Sunday, September 16, 2007

Query to determine the clustering factor before you create the index

I found the following query useful to determine the clustering factor for the indexes that has not been created yet.

select count(1) clustering_factor
from
(
select dbms_rowid.rowid_block_number(rowid) block_no,
list of the indexed columns,
count(1) num_rows,
LAG(dbms_rowid.rowid_block_number(rowid))
over (order by list of the indexed columns) prev_block
from table_name
group by dbms_rowid.rowid_block_number(rowid),
list of the indexed columns
order by list of the indexed columns
)
where block_no<>prev_block or prev_block is null


Let's take a look at the following example:

SQL> create table test
2 tablespace example
3 as select
4 mod(rownum,8) col1
5 lpad('x',1000) col2
6 from all_objects
7 where rownum<=1000;


Using the following query, we can see that there are about 7 rows per block (block size 8192) that makes the records with same COL1 to be scattered across different blocks:

SQL> select num_rows_in_block, count(1) blocks
2 from
3 (
4 select block_no, count(1) num_rows_in_block
5 from
6 (
7 select dbms_rowid.rowid_block_number(rowid) block_no
8 from test
9 )
10 group by block_no
11 )
12* group by num_rows_in_block
SQL> /

NUM_ROWS_IN_BLOCK BLOCKS
----------------- ----------
6 1
7 142

Let see how big would be the clustering factor of an index built on TEST(COL1).

SQL> select count(1) clustering_factor
2 from
3 (
4 select dbms_rowid.rowid_block_number(rowid) block_no,
5 col1,
6 count(1) num_rows,
7 LAG(dbms_rowid.rowid_block_number(rowid))
8 over (order by col1) prev_block
9 from test
10 group by dbms_rowid.rowid_block_number(rowid), col1
11 order by col1
12 )
13* where block_no<>prev_block or prev_block is null
SQL> /

CLUSTERING_FACTOR
-----------------
1000

The result was pretty obvious.
Now let's add another column COL3 in the table TEST and set its value to mod(col1, 4).
This will make the blocks to contain at most two records with the same value of COL3.

SQL> alter table test
2 add col3 number;

Table altered.

SQL> update test set col3=mod(col1,4);

1000 rows updated.

SQL> commit;

Commit complete.

SQL>

Now let see what would be the value of the clustering factor of the index created on COL3 column:

SQL> select count(1) clustering_factor
2 from
3 (
4 select dbms_rowid.rowid_block_number(rowid) block_no,
5 col3,
6 count(1) num_rows,
7 LAG(dbms_rowid.rowid_block_number(rowid))
8 over (order by col3) prev_block
9 from test
10 group by dbms_rowid.rowid_block_number(rowid), col3
11 order by col3
12 )
13* where block_no<>prev_block or prev_block is null
SQL> /

CLUSTERING_FACTOR
-----------------
572

Now let's create the actual indexes and see what their clustering factor would be:

SQL> create index test_col1_idx on test(col1);

Index created.

SQL> create index test_col3_idx on test(col3);

Index created.

SQL> select index_name, clustering_factor
2 from user_indexes
3* where table_name='TEST'
SQL> /

INDEX_NAME CLUSTERING_FACTOR
------------------------------ -----------------
TEST_COL1_IDX 1000
TEST_COL3_IDX 572

Perfect insights about the importance of the clustering factor for calculating the cost I found in Jonathan Lewis's book Cost-Based Oracle Fundamentals.

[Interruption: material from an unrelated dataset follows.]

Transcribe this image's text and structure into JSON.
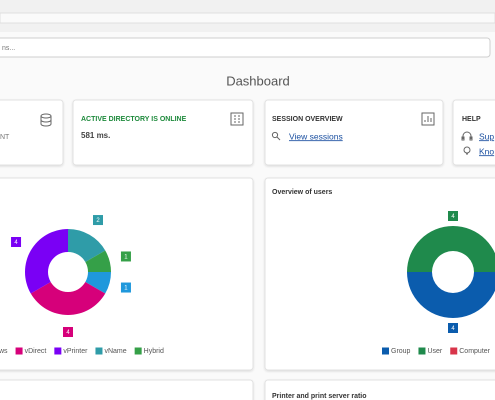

Let's go back to the very first query in this post. Why I think this query is useful?
Because sometime, even though I think some columns are perfect combination to create index on, the index might not be used by the optimizer because the clustering factor is big.
It can give you an initial clue how effective some index could be.